I went with my parents to see that little girl play hockey this afternoon. She scored two goals. Oh, how I shimmered with sisterly pride! Did you see that, ladies and gentlemen? I paved the way for that! I forged a trail down the birth canal for Meg, spectacular and outstanding Meg. Meg of 4.0s and shutouts and awards and hat tricks and scholarships and leadership and TKOs. Meg with the Midas touch. My little sister.

When we were kids, Meg grabbed onto an old refrigerator in the garage and it electrocuted her. I screamed for my mom – I had never made such a terrifying wail and haven’t since – and I tried to pull her away from the refrigerator. Electrocuting myself.

It was the summer and we had been playing outside, but once Mom unplugged the refrigerator, we went inside. I brought Meg up to her room. I wanted to put her into bed. I wanted to crawl under the sheets with her and pull the blankets tight over our heads and stay like that forever. I wanted to protect her, to protect us.

I still do.

I nearly lost my mind when my parents decided that it would be okay for Meg to go to Daytona Beach, without chaperones, for her senior-year spring break. My weekends are ruined if her plans include social events with her way-too-old-for-an-18-year-old boxing coach, friends I don’t approve of or activities that simply cannot be as innocuous as they seem. She’s old enough to make her own decisions and her own mistakes, I know, but it’s impossibly hard to let her. To me, she’s only a little girl. And my baby sister.

And I need to keep her safe.

In doing that, perhaps I’m protecting myself more than I’m protecting Meg.

I’m not sure my world could revolve, that I could be, without her.

8 comments:

Plantation said...

A, sweet tribute. You're truly lucky to have that bond.

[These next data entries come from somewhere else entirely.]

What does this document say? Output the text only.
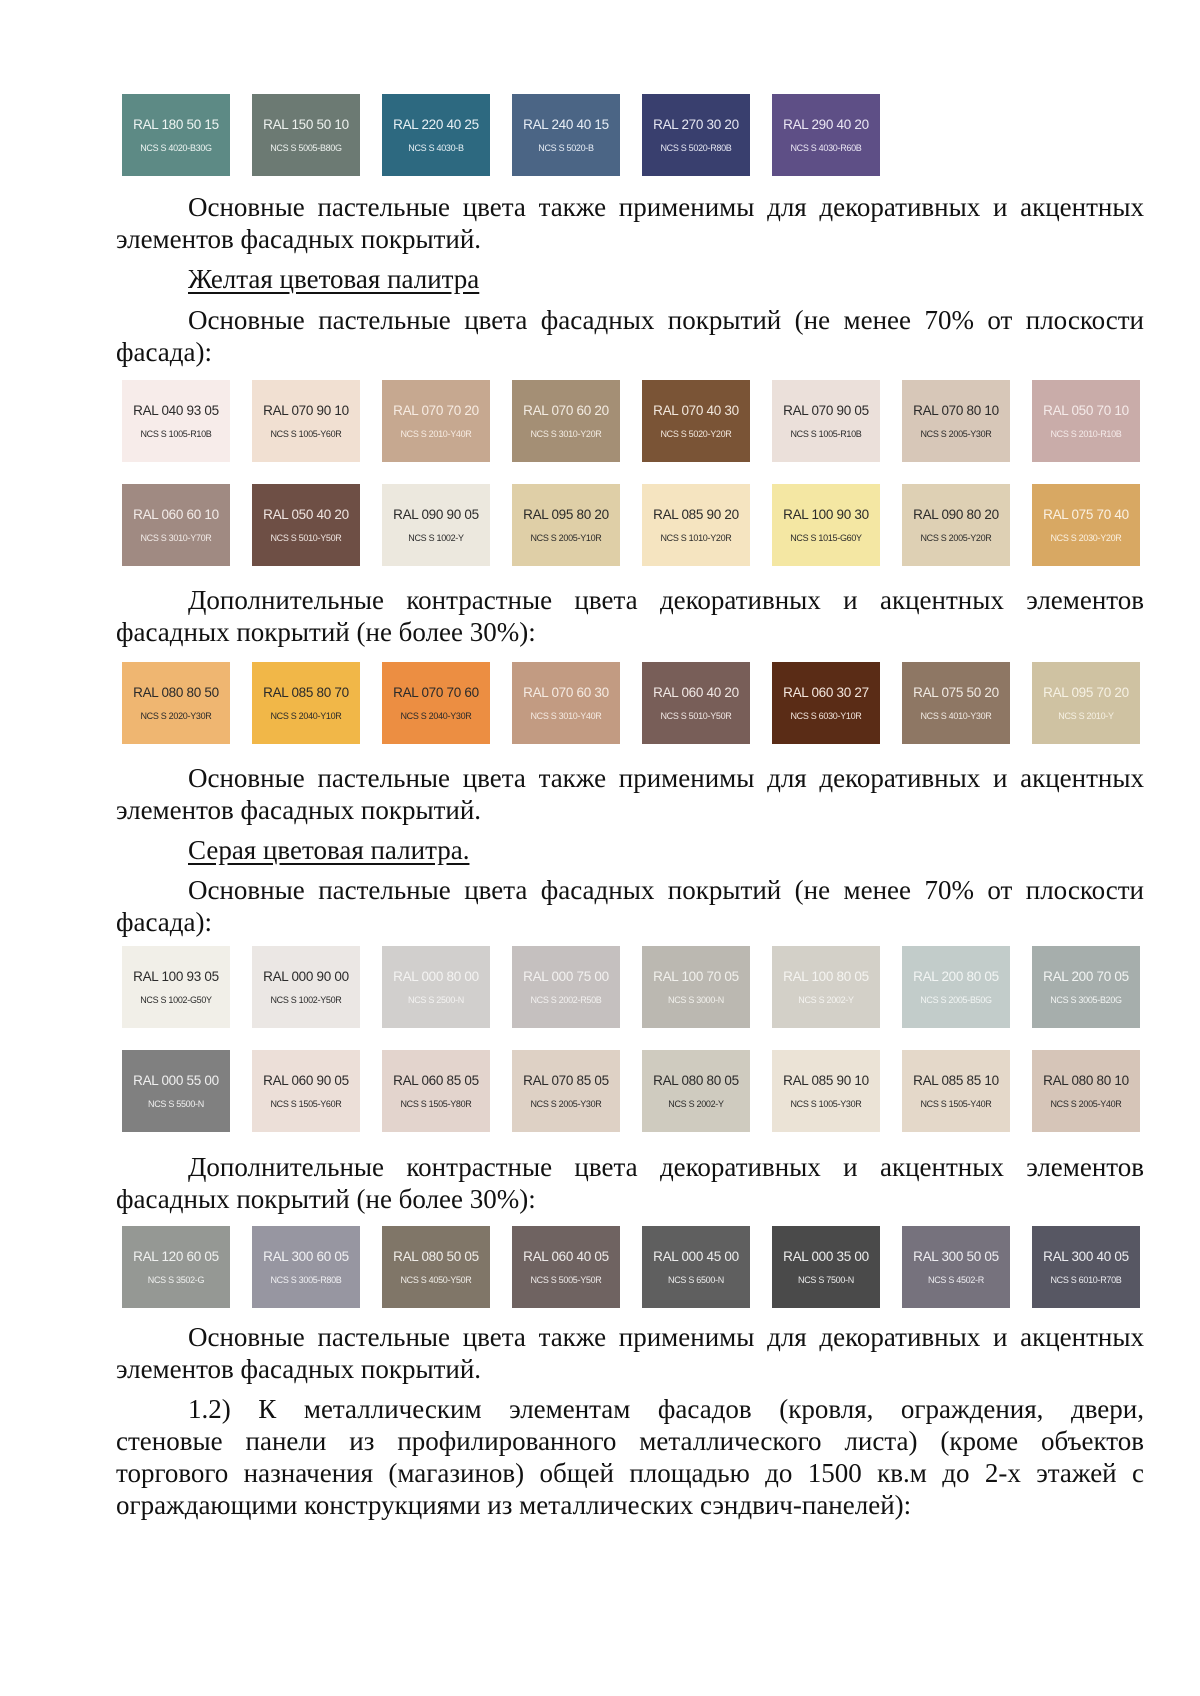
RAL 180 50 15
NCS S 4020-B30G
RAL 150 50 10
NCS S 5005-B80G
RAL 220 40 25
NCS S 4030-B
RAL 240 40 15
NCS S 5020-B
RAL 270 30 20
NCS S 5020-R80B
RAL 290 40 20
NCS S 4030-R60B
Основные пастельные цвета также применимы для декоративных и акцентных
элементов фасадных покрытий.
Желтая цветовая палитра
Основные пастельные цвета фасадных покрытий (не менее 70% от плоскости
фасада):
RAL 040 93 05
NCS S 1005-R10B
RAL 070 90 10
NCS S 1005-Y60R
RAL 070 70 20
NCS S 2010-Y40R
RAL 070 60 20
NCS S 3010-Y20R
RAL 070 40 30
NCS S 5020-Y20R
RAL 070 90 05
NCS S 1005-R10B
RAL 070 80 10
NCS S 2005-Y30R
RAL 050 70 10
NCS S 2010-R10B
RAL 060 60 10
NCS S 3010-Y70R
RAL 050 40 20
NCS S 5010-Y50R
RAL 090 90 05
NCS S 1002-Y
RAL 095 80 20
NCS S 2005-Y10R
RAL 085 90 20
NCS S 1010-Y20R
RAL 100 90 30
NCS S 1015-G60Y
RAL 090 80 20
NCS S 2005-Y20R
RAL 075 70 40
NCS S 2030-Y20R
Дополнительные контрастные цвета декоративных и акцентных элементов
фасадных покрытий (не более 30%):
RAL 080 80 50
NCS S 2020-Y30R
RAL 085 80 70
NCS S 2040-Y10R
RAL 070 70 60
NCS S 2040-Y30R
RAL 070 60 30
NCS S 3010-Y40R
RAL 060 40 20
NCS S 5010-Y50R
RAL 060 30 27
NCS S 6030-Y10R
RAL 075 50 20
NCS S 4010-Y30R
RAL 095 70 20
NCS S 2010-Y
Основные пастельные цвета также применимы для декоративных и акцентных
элементов фасадных покрытий.
Серая цветовая палитра.
Основные пастельные цвета фасадных покрытий (не менее 70% от плоскости
фасада):
RAL 100 93 05
NCS S 1002-G50Y
RAL 000 90 00
NCS S 1002-Y50R
RAL 000 80 00
NCS S 2500-N
RAL 000 75 00
NCS S 2002-R50B
RAL 100 70 05
NCS S 3000-N
RAL 100 80 05
NCS S 2002-Y
RAL 200 80 05
NCS S 2005-B50G
RAL 200 70 05
NCS S 3005-B20G
RAL 000 55 00
NCS S 5500-N
RAL 060 90 05
NCS S 1505-Y60R
RAL 060 85 05
NCS S 1505-Y80R
RAL 070 85 05
NCS S 2005-Y30R
RAL 080 80 05
NCS S 2002-Y
RAL 085 90 10
NCS S 1005-Y30R
RAL 085 85 10
NCS S 1505-Y40R
RAL 080 80 10
NCS S 2005-Y40R
Дополнительные контрастные цвета декоративных и акцентных элементов
фасадных покрытий (не более 30%):
RAL 120 60 05
NCS S 3502-G
RAL 300 60 05
NCS S 3005-R80B
RAL 080 50 05
NCS S 4050-Y50R
RAL 060 40 05
NCS S 5005-Y50R
RAL 000 45 00
NCS S 6500-N
RAL 000 35 00
NCS S 7500-N
RAL 300 50 05
NCS S 4502-R
RAL 300 40 05
NCS S 6010-R70B
Основные пастельные цвета также применимы для декоративных и акцентных
элементов фасадных покрытий.
1.2) К металлическим элементам фасадов (кровля, ограждения, двери,
стеновые панели из профилированного металлического листа) (кроме объектов
торгового назначения (магазинов) общей площадью до 1500 кв.м до 2-х этажей с
ограждающими конструкциями из металлических сэндвич-панелей):
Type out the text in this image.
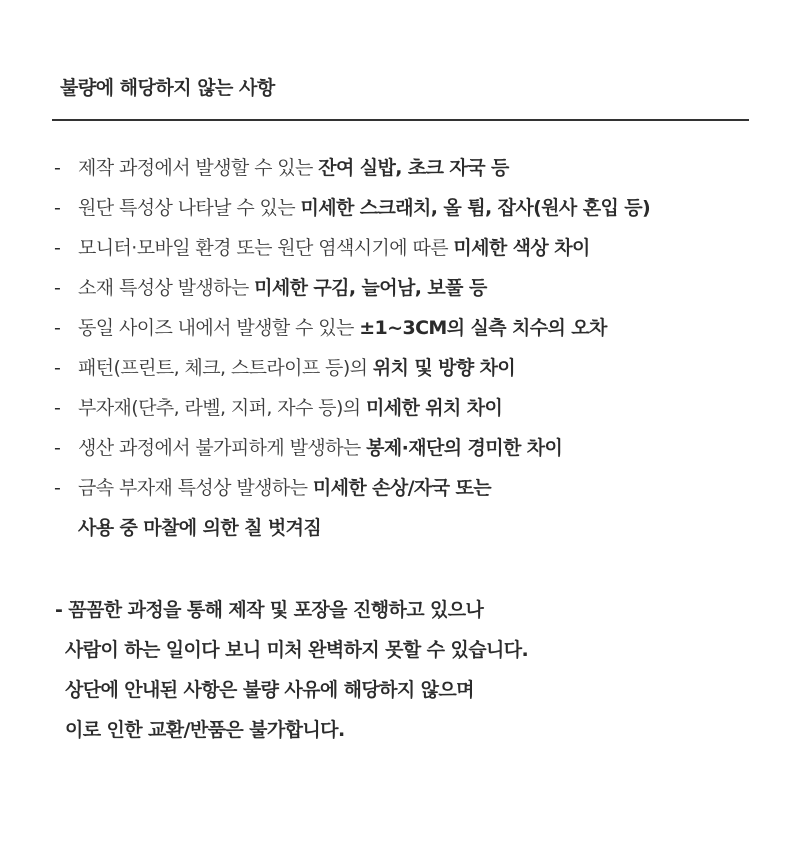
불량에 해당하지 않는 사항
- 제작 과정에서 발생할 수 있는 잔여 실밥, 초크 자국 등
- 원단 특성상 나타날 수 있는 미세한 스크래치, 올 튐, 잡사(원사 혼입 등)
- 모니터·모바일 환경 또는 원단 염색시기에 따른 미세한 색상 차이
- 소재 특성상 발생하는 미세한 구김, 늘어남, 보풀 등
- 동일 사이즈 내에서 발생할 수 있는 ±1~3CM의 실측 치수의 오차
- 패턴(프린트, 체크, 스트라이프 등)의 위치 및 방향 차이
- 부자재(단추, 라벨, 지퍼, 자수 등)의 미세한 위치 차이
- 생산 과정에서 불가피하게 발생하는 봉제·재단의 경미한 차이
- 금속 부자재 특성상 발생하는 미세한 손상/자국 또는
사용 중 마찰에 의한 칠 벗겨짐
- 꼼꼼한 과정을 통해 제작 및 포장을 진행하고 있으나
사람이 하는 일이다 보니 미처 완벽하지 못할 수 있습니다.
상단에 안내된 사항은 불량 사유에 해당하지 않으며
이로 인한 교환/반품은 불가합니다.
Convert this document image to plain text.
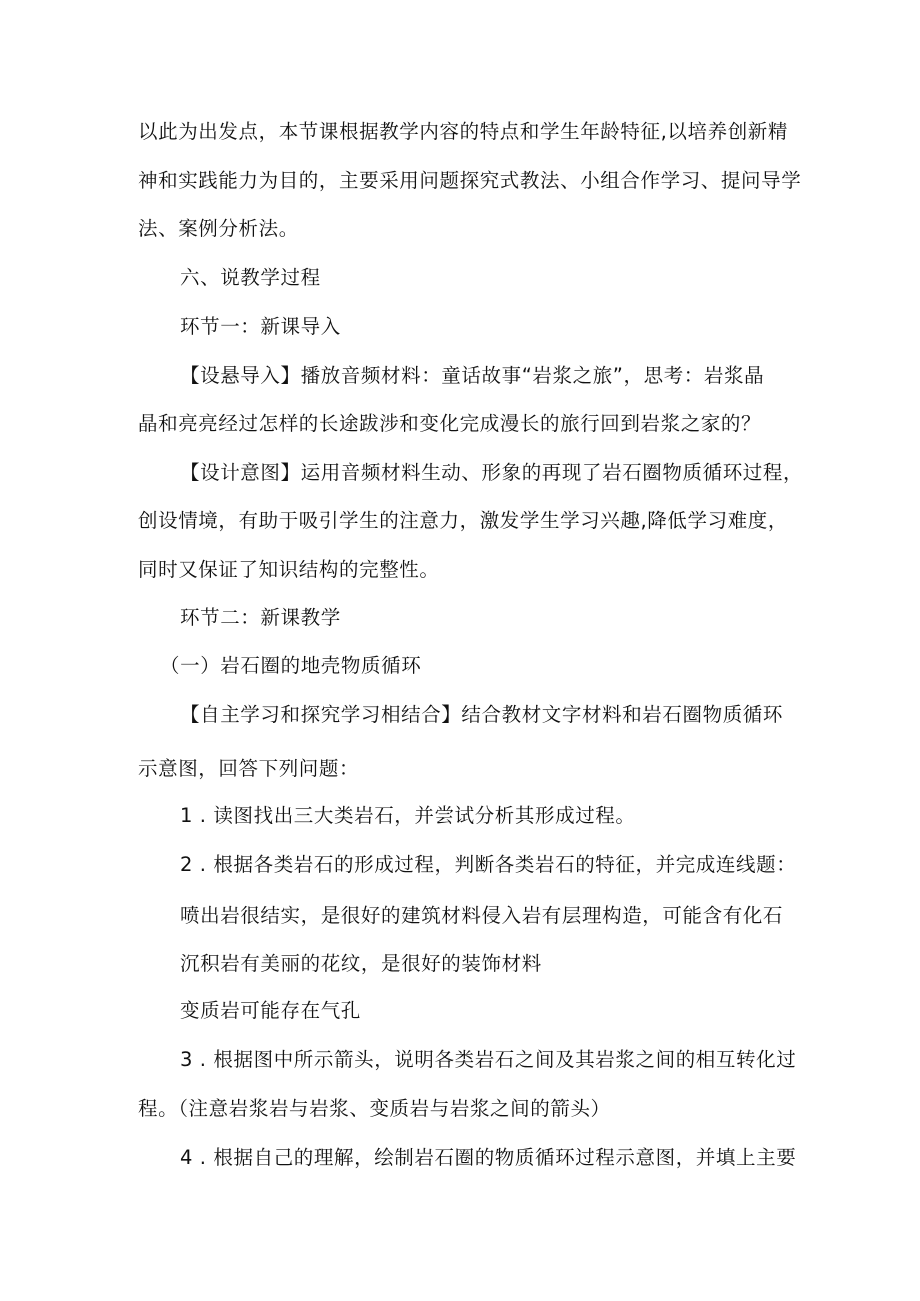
以此为出发点，本节课根据教学内容的特点和学生年龄特征,以培养创新精
神和实践能力为目的，主要采用问题探究式教法、小组合作学习、提问导学
法、案例分析法。
六、说教学过程
环节一：新课导入
【设悬导入】播放音频材料：童话故事“岩浆之旅”，思考：岩浆晶
晶和亮亮经过怎样的长途跋涉和变化完成漫长的旅行回到岩浆之家的？
【设计意图】运用音频材料生动、形象的再现了岩石圈物质循环过程，
创设情境，有助于吸引学生的注意力，激发学生学习兴趣,降低学习难度，
同时又保证了知识结构的完整性。
环节二：新课教学
（一）岩石圈的地壳物质循环
【自主学习和探究学习相结合】结合教材文字材料和岩石圈物质循环
示意图，回答下列问题：
1 . 读图找出三大类岩石，并尝试分析其形成过程。
2 . 根据各类岩石的形成过程，判断各类岩石的特征，并完成连线题：
喷出岩很结实，是很好的建筑材料侵入岩有层理构造，可能含有化石
沉积岩有美丽的花纹，是很好的装饰材料
变质岩可能存在气孔
3 . 根据图中所示箭头，说明各类岩石之间及其岩浆之间的相互转化过
程。（注意岩浆岩与岩浆、变质岩与岩浆之间的箭头）
4 . 根据自己的理解，绘制岩石圈的物质循环过程示意图，并填上主要
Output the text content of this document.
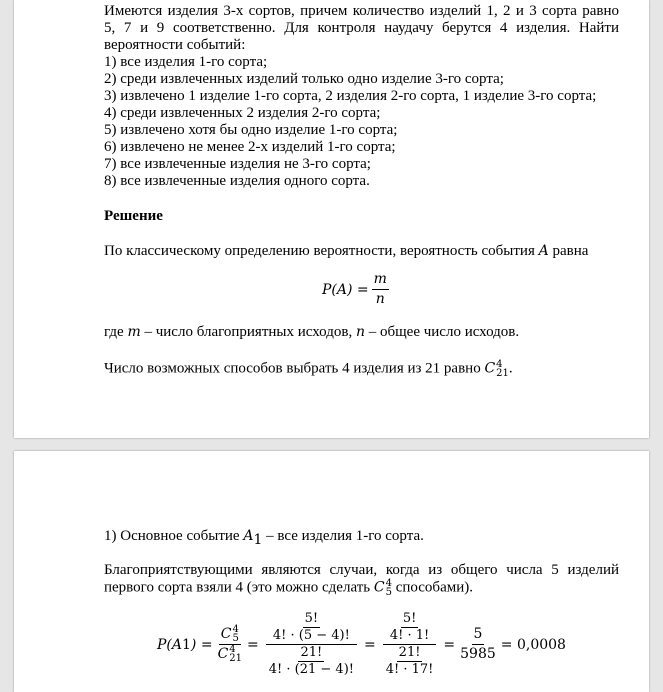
Имеются изделия 3-х сортов, причем количество изделий 1, 2 и 3 сорта равно
5, 7 и 9 соответственно. Для контроля наудачу берутся 4 изделия. Найти
вероятности событий:
1) все изделия 1-го сорта;
2) среди извлеченных изделий только одно изделие 3-го сорта;
3) извлечено 1 изделие 1-го сорта, 2 изделия 2-го сорта, 1 изделие 3-го сорта;
4) среди извлеченных 2 изделия 2-го сорта;
5) извлечено хотя бы одно изделие 1-го сорта;
6) извлечено не менее 2-х изделий 1-го сорта;
7) все извлеченные изделия не 3-го сорта;
8) все извлеченные изделия одного сорта.
Решение
По классическому определению вероятности, вероятность события A равна
$P(A) = \frac{m}{n}$
где m – число благоприятных исходов, n – общее число исходов.
Число возможных способов выбрать 4 изделия из 21 равно C 4
21 .
1) Основное событие $A_1$ – все изделия 1-го сорта.
Благоприятствующими являются случаи, когда из общего числа 5 изделий
первого сорта взяли 4 (это можно сделать C 4
5 способами).
P(A 1 ) = C 4
5
C 4
$21 = \frac{\frac{5!}{4! \cdot (5 - 4)!}}{\frac{21!}{4! \cdot (21 - 4)!}} = \frac{\frac{5!}{4! \cdot 1!}}{\frac{21!}{4! \cdot 17!}} = \frac{5}{5985} = 0,0008$
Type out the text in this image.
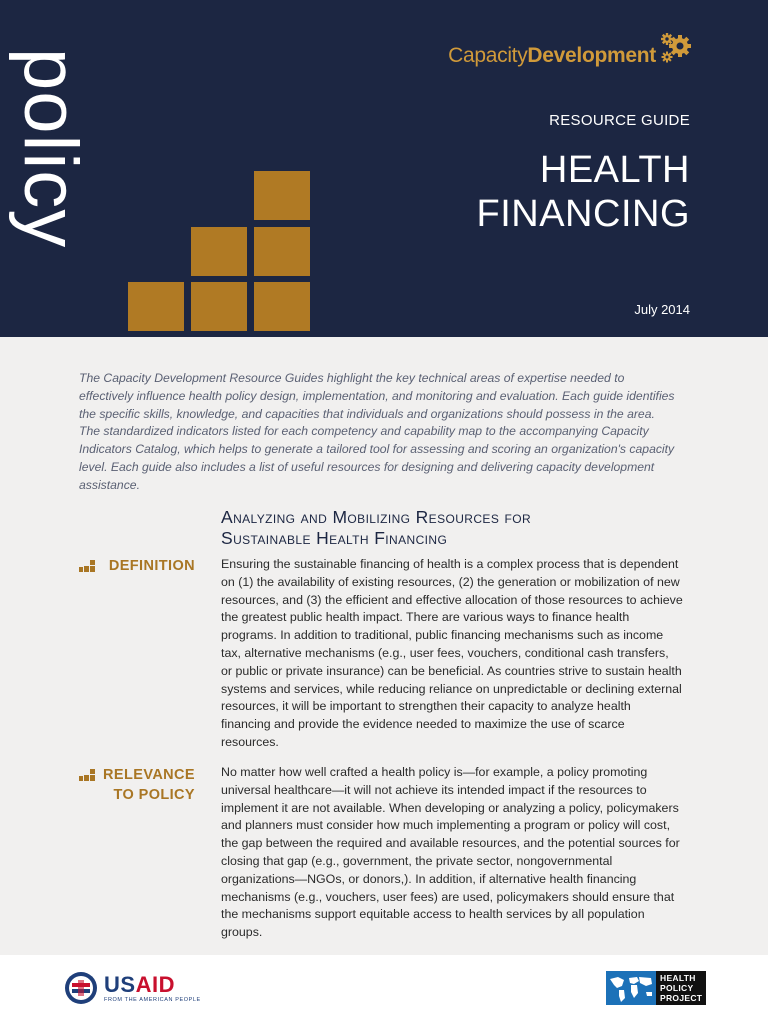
policy	Capacity Development
RESOURCE GUIDE
HEALTH
FINANCING
July 2014
The Capacity Development Resource Guides highlight the key technical areas of expertise needed to effectively influence health policy design, implementation, and monitoring and evaluation. Each guide identifies the specific skills, knowledge, and capacities that individuals and organizations should possess in the area. The standardized indicators listed for each competency and capability map to the accompanying Capacity Indicators Catalog, which helps to generate a tailored tool for assessing and scoring an organization's capacity level. Each guide also includes a list of useful resources for designing and delivering capacity development assistance.
Analyzing and Mobilizing Resources for
Sustainable Health Financing
DEFINITION Ensuring the sustainable financing of health is a complex process that is dependent on (1) the availability of existing resources, (2) the generation or mobilization of new resources, and (3) the efficient and effective allocation of those resources to achieve the greatest public health impact. There are various ways to finance health programs. In addition to traditional, public financing mechanisms such as income tax, alternative mechanisms (e.g., user fees, vouchers, conditional cash transfers, or public or private insurance) can be beneficial. As countries strive to sustain health systems and services, while reducing reliance on unpredictable or declining external resources, it will be important to strengthen their capacity to analyze health financing and provide the evidence needed to maximize the use of scarce resources.
RELEVANCE
TO POLICY
No matter how well crafted a health policy is—for example, a policy promoting universal healthcare—it will not achieve its intended impact if the resources to implement it are not available. When developing or analyzing a policy, policymakers and planners must consider how much implementing a program or policy will cost, the gap between the required and available resources, and the potential sources for closing that gap (e.g., government, the private sector, nongovernmental organizations—NGOs, or donors,). In addition, if alternative health financing mechanisms (e.g., vouchers, user fees) are used, policymakers should ensure that the mechanisms support equitable access to health services by all population groups.
USAID
FROM THE AMERICAN PEOPLE
HEALTH
POLICY
PROJECT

PS I guess you indirectly anwered my 'age difference' question...

A said...

I reserve most of my age difference problems for when the elder is a 6'7" professional bodyguard/thug/boxer and the woman of interest is Meg. Other than that, I'm cool.

Plantation said...

Yeah, you *are* cool--> ;-)

girl from florida said...

I love this post... it reminds me so much of how I feel about my little sister. There's just nothing to describe it. I just wrote a post on it a few days ago... so it's been on my mind.

I followed your comment on Plantation... and love your blog! I will be back!

Anonymous said...

I hope she changes her mind on Daytona Beach. It really isn't that great, as far as beaches go, but also in environment wise during Spring Break. (Maybe I'm higly bias here because I'm not much into the drinking-puking scene). Unless she has trustworthy and responsible friends, then eh it would be ok, but it seems you do not approve of her friends.

I'll send her all the newspaper clippings of the not-so-good things that happen during Spring Beak down here; maybe that will change her mind =P

Anonymous said...

That previous post was from Darcy. Stupid Anonymous thing haha.

Plantation said...

You're a Florida girl, too Darss?

Anonymous said...

Yep I'm a Florida girl, I go to UCF.